BOUND BROOK – Home of the Graham Cracker

In 1829. the Graham Cracker was developed right here in Bound Brook by an eccentric Presbyterian minister, the Reverend Sylvester Graham to cure the dread fever of lust.

Reverend Graham was raised by a succession of relatives and worked as a farm hand, clerk and teacher before embracing the ministry due to ill health. He preached a strict vegetarian diet, recommended hard mattresses, open bedroom windows, chastity, cold showers, loose clothing and vigorous exercise.

He felt that a strict diet devoid of meat and rich in fiber would combat rampant desire.
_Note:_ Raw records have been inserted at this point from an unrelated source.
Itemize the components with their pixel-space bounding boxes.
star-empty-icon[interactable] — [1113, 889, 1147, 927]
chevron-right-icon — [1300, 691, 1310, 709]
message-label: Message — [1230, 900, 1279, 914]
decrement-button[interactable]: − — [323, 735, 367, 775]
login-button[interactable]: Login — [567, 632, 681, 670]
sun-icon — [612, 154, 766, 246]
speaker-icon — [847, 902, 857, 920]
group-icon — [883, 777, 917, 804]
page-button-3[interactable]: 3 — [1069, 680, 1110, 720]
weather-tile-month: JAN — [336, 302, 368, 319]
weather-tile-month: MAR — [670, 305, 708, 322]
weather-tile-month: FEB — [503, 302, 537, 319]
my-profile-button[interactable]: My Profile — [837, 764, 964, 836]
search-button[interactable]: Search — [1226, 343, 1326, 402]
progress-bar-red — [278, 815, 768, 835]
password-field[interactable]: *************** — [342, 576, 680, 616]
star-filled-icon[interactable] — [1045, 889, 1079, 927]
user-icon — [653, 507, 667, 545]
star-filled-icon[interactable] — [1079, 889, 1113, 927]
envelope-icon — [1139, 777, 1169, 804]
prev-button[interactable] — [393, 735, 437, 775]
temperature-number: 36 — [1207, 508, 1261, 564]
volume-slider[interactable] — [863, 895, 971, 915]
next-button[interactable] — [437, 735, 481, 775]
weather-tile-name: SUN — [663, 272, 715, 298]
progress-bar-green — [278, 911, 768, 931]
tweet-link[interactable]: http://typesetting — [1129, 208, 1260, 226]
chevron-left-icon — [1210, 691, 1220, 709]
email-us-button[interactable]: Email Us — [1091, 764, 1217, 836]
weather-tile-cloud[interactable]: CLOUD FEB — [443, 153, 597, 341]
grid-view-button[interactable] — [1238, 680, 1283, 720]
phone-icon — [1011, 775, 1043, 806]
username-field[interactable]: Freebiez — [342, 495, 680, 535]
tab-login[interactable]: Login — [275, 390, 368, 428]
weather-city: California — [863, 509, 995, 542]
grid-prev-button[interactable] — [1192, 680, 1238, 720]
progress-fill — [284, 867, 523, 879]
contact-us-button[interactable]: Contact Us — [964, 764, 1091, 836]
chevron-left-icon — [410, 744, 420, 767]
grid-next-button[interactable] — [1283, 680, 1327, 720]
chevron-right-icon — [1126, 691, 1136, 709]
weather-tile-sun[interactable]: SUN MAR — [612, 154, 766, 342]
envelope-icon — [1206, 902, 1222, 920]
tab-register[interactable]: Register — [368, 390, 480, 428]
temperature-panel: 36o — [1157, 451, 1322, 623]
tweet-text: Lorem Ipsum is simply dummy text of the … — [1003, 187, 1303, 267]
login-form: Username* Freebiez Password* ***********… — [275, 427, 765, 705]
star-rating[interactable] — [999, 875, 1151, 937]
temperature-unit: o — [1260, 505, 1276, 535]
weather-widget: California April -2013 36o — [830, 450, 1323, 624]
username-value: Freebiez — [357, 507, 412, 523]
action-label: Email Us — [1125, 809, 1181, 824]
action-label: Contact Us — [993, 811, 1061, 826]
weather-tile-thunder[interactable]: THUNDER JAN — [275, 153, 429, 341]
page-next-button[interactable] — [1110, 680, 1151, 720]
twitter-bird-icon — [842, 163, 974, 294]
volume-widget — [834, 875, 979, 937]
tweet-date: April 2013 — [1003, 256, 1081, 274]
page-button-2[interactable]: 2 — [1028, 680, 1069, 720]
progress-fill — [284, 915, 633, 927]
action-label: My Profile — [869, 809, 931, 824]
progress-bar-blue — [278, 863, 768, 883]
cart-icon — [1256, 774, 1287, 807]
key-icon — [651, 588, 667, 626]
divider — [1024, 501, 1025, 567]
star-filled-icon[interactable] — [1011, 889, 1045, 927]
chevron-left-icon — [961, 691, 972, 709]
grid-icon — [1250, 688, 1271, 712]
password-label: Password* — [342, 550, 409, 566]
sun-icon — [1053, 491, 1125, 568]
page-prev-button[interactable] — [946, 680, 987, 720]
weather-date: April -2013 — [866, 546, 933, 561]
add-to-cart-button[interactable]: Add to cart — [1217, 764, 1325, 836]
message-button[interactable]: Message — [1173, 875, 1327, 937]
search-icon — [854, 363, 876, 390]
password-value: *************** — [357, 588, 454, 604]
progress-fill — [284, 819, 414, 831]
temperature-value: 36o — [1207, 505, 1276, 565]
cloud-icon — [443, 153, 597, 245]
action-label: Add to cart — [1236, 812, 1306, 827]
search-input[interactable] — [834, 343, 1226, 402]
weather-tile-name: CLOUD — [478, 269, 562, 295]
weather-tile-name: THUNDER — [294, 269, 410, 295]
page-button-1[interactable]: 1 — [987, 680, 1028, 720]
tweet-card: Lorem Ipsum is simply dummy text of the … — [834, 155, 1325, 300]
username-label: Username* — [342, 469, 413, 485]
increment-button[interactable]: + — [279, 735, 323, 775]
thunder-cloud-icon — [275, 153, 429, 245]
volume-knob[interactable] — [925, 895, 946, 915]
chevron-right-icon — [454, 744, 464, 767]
He was convinced that eating meat and fat led to sinful sexual excess and that the use of mustard and ketchup would cause insanity.
Rev. Graham had many adherents during his lifetime. Graham-boarding houses sprang up in New York and Boston as part of the health craze he inspired.

The graham cracker, in its first form, wasn’t supposed to be sweet or delicious. Graham developed his own special process for baking with finely ground, unbleached wheat flour, wheat bran and coarsely ground germ. He first made the cracker in Bound Brook, NJ, in 1829. But coupled with his religious lectures, his grain-based diet took off in the 1830s, sparking the modern-day equivalent of a fad diet. (Think gluten-free craze, in reverse.)
The “Graham Diet” was chock full of simply prepared whole-grain breads and starches with little seasoning. Meat, coffee, alcohol and tobacco were forbidden.

For how bland his food was, Graham was a bit of a food snob. In 1837, he wrote, “Thousands in civic life will, for years, and perhaps as long as they live, eat the most miserable trash that can be imagined, in the form of bread, and never seem to think that they can possibly have anything better, not even that it is an evil to eat such vile stuff as they do … I have thought, therefore, that I could hardly do society a better service, than to publish the following treatise on a subject, which, whether people are aware of it or not, is, in reality, of very great importance to the health and comfort of every one.”

Even during his life time, most people thought the Reverend Graham was absolutely wacky but Bound Brookites contentedly munch their s’mores and bake their pie crusts, many not even aware that the first Graham Crackers was made right here in our town.